В голубых небесах носились два марсианских дисколета, осыпая друг друга лучевыми ударами. Вскоре все небо было исполосовано инверсионными следами, отчего оно стало казаться многократно заштопанным и залатанным. Дисколеты еще немного повоевали без видимого успеха, потом, свистя антигравитационными установками на предельных оборотах, ушли в западном направлении. По городу сразу поползли слухи, что группа патриотов захватила марсианский дисколет и теперь использует его для нападения на треножники. Высказывались предположения, что исчезновение суховского гарнизона марсиан явилось делом рук этих неведомых патриотов. Некоторые говорили об этих патриотах с видимым осуждением, иные с полным безразличием и только редкие жители говорили об этом с надеждой на скорое освобождение от инопланетного гнета. Я точно знал, что они все ерунду говорят. Но что-то в мире действительно происходило. Может, марсиане между собой цапаться начали?
Трудно выводить какие-то гипотезы, не имея достаточного набора фактов. И я вернулся к делам, запланированным мною на этот день еще вчера.
Ступаков был прав - уши электрика Васильева были чутким индикатором его слов. Сразу можно было понять, когда он пытается врать.
Сейчас электрик сидел на стуле в кабинете Ступакова и заученно бубнил:
- Я уже докладывал товарищу майору. Двадцать второго это было. Пришел я, значит, в баню. Я там работаю, а по совместительству в школе. Пришел я в баню, меня директор попросил заглянуть, разведать, как там и что. Сами знаете, марсиане марсианами, а здание на балансе, за него директору отвечать, если что-то случится. Лошаков и говорит: сходи, Валера, погляди, что там делается. Остальной персонал марсиане в баню не пускали, а я им незаменимый был, кто же за освещение и подогрев ответит? Им туда в бассейн масло привозили, вот я и должен был его подогреть до сорока градусов, такие вот требования у марсиан были. Там на них смотреть жутковато - плавают, фыркают, щупальца, как змеи, взметаются. Треск стоит, словно медведь в лесу щепу дерет. Щелкают клювами, глаза круглят, щупальцами друг друга хлещут. Лишний раз заходить не хочется.

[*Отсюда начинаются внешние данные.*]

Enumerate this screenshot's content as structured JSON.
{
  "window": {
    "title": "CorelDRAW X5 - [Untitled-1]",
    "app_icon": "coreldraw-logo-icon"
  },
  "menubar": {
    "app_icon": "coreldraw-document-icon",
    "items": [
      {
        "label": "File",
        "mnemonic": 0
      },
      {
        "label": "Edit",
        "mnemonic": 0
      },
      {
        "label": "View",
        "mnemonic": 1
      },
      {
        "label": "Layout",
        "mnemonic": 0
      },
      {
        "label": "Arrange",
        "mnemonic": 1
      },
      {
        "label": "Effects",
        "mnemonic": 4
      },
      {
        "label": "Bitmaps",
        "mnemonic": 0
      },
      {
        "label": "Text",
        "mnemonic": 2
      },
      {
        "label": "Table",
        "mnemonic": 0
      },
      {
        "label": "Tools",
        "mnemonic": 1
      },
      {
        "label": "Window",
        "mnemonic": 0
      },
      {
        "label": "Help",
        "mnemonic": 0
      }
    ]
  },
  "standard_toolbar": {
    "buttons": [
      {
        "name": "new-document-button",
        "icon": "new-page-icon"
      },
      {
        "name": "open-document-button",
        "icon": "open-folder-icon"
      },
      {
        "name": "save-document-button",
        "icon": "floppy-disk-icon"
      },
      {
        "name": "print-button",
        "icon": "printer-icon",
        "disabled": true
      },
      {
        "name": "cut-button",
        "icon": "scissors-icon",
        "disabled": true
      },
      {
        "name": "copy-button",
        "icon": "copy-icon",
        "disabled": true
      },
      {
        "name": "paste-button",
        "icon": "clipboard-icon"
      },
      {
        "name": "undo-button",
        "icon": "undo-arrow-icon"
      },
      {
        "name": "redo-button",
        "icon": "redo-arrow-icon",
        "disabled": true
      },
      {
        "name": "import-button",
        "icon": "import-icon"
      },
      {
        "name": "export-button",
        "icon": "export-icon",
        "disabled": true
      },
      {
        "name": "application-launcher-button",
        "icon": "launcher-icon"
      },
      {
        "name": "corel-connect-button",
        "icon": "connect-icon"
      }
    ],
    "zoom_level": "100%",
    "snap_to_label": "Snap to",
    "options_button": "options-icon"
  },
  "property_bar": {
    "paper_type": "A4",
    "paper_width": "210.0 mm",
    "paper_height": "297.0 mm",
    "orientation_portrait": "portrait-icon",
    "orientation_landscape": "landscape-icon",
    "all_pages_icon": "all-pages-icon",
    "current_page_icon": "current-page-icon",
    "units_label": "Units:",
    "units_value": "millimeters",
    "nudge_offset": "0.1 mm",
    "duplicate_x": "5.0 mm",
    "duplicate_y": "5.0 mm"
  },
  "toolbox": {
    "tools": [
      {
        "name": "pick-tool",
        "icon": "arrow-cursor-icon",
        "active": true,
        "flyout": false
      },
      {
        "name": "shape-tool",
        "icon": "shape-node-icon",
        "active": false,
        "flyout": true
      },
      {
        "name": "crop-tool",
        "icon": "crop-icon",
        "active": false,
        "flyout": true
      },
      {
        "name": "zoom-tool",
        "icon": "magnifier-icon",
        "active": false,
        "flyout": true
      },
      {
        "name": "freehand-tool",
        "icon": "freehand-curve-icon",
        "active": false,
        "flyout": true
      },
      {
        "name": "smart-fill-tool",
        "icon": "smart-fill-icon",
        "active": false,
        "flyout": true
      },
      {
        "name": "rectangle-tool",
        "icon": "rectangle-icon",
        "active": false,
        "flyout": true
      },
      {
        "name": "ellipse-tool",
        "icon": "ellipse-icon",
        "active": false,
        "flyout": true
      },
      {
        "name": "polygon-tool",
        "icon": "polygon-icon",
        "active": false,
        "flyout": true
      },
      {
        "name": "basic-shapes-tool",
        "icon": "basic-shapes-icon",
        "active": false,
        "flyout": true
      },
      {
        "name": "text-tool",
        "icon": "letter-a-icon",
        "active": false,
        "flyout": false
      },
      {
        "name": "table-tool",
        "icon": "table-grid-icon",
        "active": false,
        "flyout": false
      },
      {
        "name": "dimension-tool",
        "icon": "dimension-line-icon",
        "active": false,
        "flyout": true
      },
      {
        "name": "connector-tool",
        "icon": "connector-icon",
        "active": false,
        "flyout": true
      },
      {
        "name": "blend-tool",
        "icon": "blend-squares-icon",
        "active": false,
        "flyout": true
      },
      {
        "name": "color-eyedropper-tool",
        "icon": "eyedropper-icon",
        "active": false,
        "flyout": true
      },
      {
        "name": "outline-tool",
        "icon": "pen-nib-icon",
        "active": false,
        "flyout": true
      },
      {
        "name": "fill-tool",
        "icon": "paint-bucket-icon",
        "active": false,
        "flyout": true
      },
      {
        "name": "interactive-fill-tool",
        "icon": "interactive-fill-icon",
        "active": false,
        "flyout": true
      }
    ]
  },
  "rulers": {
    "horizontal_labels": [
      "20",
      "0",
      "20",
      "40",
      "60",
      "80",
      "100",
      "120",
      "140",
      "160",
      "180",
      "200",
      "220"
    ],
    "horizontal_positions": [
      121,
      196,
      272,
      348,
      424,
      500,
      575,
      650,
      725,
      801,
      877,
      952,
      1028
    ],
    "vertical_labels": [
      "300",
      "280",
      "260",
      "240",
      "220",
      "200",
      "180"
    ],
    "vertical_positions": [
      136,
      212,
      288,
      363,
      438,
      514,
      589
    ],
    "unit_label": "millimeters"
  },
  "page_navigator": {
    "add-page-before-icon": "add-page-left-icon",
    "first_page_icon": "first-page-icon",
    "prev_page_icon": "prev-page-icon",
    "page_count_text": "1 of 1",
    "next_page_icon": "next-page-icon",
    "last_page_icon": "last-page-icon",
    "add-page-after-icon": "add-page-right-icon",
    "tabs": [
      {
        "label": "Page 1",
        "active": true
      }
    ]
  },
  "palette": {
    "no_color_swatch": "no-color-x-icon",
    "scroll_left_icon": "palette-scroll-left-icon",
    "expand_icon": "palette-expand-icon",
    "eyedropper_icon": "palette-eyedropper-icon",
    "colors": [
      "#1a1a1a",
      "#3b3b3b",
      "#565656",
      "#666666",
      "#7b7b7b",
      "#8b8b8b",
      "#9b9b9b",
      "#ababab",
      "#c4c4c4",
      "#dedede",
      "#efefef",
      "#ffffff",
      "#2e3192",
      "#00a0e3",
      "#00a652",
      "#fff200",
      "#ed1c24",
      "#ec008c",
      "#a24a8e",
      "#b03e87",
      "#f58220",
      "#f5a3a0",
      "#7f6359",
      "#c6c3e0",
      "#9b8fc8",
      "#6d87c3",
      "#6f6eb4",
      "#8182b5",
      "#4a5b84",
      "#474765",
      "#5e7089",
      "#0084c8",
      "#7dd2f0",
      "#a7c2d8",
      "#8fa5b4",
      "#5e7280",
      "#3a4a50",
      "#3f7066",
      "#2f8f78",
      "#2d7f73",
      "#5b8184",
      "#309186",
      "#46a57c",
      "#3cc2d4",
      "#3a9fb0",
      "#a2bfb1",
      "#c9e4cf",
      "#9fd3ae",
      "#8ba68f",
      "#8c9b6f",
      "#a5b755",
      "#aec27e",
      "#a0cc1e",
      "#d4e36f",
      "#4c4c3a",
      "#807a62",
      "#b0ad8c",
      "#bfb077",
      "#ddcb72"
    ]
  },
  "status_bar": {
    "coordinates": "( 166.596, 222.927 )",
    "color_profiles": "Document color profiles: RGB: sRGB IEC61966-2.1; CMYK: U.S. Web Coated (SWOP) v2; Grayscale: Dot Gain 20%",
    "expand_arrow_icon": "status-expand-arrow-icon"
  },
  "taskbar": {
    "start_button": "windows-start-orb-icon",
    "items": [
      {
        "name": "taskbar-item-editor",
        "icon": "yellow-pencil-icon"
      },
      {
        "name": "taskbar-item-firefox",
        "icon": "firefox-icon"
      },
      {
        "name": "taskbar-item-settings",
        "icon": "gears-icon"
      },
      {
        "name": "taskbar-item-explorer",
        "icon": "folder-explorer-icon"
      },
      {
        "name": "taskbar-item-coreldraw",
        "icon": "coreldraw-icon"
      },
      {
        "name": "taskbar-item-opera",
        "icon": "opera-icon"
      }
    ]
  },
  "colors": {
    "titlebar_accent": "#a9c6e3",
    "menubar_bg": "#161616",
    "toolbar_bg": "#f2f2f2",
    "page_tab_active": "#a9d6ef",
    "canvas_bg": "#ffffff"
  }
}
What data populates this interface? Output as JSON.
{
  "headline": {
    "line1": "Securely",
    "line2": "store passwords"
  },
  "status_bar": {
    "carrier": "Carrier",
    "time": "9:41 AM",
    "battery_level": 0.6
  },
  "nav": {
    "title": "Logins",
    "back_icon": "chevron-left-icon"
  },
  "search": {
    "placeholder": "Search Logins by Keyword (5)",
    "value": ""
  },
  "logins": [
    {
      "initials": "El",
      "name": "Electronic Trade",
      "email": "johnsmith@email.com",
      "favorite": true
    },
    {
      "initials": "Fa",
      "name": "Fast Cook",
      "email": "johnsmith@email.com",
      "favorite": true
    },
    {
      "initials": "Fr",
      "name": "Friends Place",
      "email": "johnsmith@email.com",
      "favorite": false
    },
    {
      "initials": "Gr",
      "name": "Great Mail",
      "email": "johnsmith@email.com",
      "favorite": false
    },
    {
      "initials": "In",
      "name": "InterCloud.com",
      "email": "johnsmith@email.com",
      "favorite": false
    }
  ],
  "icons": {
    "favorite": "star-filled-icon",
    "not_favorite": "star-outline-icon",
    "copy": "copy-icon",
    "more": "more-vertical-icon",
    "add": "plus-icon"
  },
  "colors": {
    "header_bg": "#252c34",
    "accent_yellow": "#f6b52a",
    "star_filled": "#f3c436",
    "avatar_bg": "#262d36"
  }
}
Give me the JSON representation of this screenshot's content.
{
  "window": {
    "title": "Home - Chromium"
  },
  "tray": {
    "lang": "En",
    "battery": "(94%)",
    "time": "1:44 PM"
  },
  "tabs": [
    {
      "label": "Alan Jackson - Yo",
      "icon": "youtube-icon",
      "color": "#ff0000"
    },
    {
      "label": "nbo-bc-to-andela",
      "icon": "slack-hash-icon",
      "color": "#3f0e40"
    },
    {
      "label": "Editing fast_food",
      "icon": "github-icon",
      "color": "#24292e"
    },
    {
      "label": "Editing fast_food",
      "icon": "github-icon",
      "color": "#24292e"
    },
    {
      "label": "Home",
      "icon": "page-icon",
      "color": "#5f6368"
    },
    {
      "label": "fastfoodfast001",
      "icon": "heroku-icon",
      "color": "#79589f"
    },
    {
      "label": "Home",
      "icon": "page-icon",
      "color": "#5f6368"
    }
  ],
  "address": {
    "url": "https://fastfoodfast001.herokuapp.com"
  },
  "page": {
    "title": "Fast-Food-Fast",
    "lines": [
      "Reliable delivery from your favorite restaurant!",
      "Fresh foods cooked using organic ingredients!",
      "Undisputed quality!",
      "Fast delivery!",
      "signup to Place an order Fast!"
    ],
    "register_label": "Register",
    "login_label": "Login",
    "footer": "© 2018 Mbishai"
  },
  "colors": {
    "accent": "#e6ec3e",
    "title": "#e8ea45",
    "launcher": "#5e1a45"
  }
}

Уставятся на тебя своими глазищами, не поймешь, чего они хотят - чтобы ты ушел или на стол тебя и к портативке на все твои литры… А в тот день им масло меняли, поэтому и ждать долго пришлось. Сначала старое слили, потом новым маслом бассейн часа полтора наполняли, потом греть пришлось. Я-то не все время сидел, выходил, конечно, с кумом пивка попили. Вернулся около десяти вечера, обесточил все, как полагается, и домой ушел. Двадцать третьего с кумом на рыбалку ездили, вечером должен был зайти и еще раз масло подогреть, но подумал, что оно тепло держит хорошо, двадцать четвертого и подогрею. А двадцать четвертого выяснилось, что их нет нигде, и куда они подевались, никто не знает. Меня уже кто только не допрашивал. Нечего мне добавить, я уже вчера майору говорил.
Он замолчал, вопросительно глядя на меня. На лбу Валеры Васильева блестели капельки пота, выражение лица было плаксивым, но уши! Они пламенели! Чтобы скрыть смущение, электрик достал из кармана алюминиевую расческу с длинной ручкой и причесался.
- Нечего, говоришь, добавить? - спросил я. - Правильно, Валера. Что тебе еще добавить к своему вранью? Тебе ведь надо, чтобы рассказ правдоподобно смотрелся, а для этого слишком много врать нельзя, заметно будет!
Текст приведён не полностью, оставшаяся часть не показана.